Building brand identity through your website is an essential part of building a successful business. Because it’s your website that the public and other businesses see, this is what defines you. That’s why it’s so important that it’s good.

Take a couple of hours thinking about exactly what information you want to communicate through your website. What should it be saying about your business? And are there any graphics or logos that you should include to make it consistent?

4. Being too modest

The internet is full of people unashamedly screaming out for attention. Sometimes what they have to offer is good. But most of the time, the content itself is far from ideal.

The problem for the startup, however, is being heard above the noise. This is challenging enough in itself.
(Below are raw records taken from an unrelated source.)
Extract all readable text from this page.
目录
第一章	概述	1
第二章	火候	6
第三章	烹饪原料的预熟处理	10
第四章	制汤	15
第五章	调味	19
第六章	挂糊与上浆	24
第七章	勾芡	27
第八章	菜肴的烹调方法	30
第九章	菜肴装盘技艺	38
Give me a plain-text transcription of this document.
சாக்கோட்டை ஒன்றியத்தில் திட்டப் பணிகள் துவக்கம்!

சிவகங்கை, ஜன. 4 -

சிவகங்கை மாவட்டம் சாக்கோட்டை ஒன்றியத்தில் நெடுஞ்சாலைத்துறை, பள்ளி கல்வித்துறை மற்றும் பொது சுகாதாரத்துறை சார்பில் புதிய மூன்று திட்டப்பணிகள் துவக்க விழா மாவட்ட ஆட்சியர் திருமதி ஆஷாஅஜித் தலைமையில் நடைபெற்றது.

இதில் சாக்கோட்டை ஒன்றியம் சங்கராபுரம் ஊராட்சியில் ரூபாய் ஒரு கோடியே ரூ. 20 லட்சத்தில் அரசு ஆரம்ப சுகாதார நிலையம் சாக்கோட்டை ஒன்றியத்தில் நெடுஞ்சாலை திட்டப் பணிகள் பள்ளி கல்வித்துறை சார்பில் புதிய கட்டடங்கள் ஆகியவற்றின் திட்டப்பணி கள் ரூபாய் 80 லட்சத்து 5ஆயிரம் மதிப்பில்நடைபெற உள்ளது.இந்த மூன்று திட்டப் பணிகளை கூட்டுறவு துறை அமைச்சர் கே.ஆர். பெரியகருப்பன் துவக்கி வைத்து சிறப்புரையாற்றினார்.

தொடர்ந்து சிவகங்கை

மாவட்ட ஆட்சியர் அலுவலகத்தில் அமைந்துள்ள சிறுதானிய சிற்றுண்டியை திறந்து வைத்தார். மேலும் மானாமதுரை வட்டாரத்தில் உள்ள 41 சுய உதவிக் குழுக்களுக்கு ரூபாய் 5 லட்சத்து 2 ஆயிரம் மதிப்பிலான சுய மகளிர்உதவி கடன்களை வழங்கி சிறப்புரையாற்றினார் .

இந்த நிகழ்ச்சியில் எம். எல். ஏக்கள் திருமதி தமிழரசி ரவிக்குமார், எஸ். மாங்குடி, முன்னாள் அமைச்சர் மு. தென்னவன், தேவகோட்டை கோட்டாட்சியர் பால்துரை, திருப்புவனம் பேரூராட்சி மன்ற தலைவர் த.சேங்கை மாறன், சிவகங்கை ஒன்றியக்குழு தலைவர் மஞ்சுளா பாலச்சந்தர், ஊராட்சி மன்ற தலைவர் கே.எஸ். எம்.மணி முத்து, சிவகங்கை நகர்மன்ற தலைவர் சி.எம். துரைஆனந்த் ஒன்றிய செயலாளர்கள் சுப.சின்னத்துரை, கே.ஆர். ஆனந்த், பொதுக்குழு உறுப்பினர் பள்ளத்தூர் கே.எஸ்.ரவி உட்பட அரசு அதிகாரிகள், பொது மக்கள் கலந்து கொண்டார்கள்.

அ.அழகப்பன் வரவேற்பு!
But often startups will be further hamstrung because they are too modest to seek publicity.

The key to generating interest in your website is to tell your story. It doesn’t have to be War and Peace, of course. It just has to be the story about why your company is unique.

Customers are most interested in your story than you realise. Stories are what draws them into your firm’s brand. It’s what gives customers an affinity with you do. And it’s what gives them something to believe in.

If your startup is an ethical company, you can build this ethical aspect into your brand by telling a story. Perhaps you wanted to set up a chain of healthy, fast-food restaurants because you objected to what the big corporates were doing. This is the type of story that people can really get on board with. And it’s the sort of thing that will align them with your brand.

5. Failing to list on established sites

Even if you do everything right, your website may still get lost in among the billions of pages on the internet. That’s why it’s worth using more established sites to get a leg up.

The first thing that you can do is make comments on other sites. The goal here isn’t necessarily to build links. It’s to create engaging, helpful and meaningful content that will build reputation. As your name floats around the internet, this will divert more traffic to your website and help improve its visibility.

The second thing that you can do is write articles and try to get them published on other websites. This will mean that more people will come into contact with your message. And more potential customers are likely to want to know more about you by going to your website. Guest blogging is an excellent way to get your site known to another site’s audience.

The third thing that you can do is connecting your site through popular social media channels. Facebook, LinkedIn, and Twitter are all being used right now by businesses to promote their websites and their content.

6. Failing to use pay-per-click advertising

In the early days, very few people will visit your site, if any. The majority of your business will be done through word of mouth and recommendations. But there are limits to that kind of growth in a digital economy. And that’s why pay-per-click advertising is so important.

Essentially, PPC funnels interested customers to your website, dramatically increasing traffic. PPC is moderately expensive for a startup. But it’s something that can be tapered down once you build your reputation and traffic increases naturally. Often PPC advertising pays for itself. Most small businesses will use something like Google Adwords.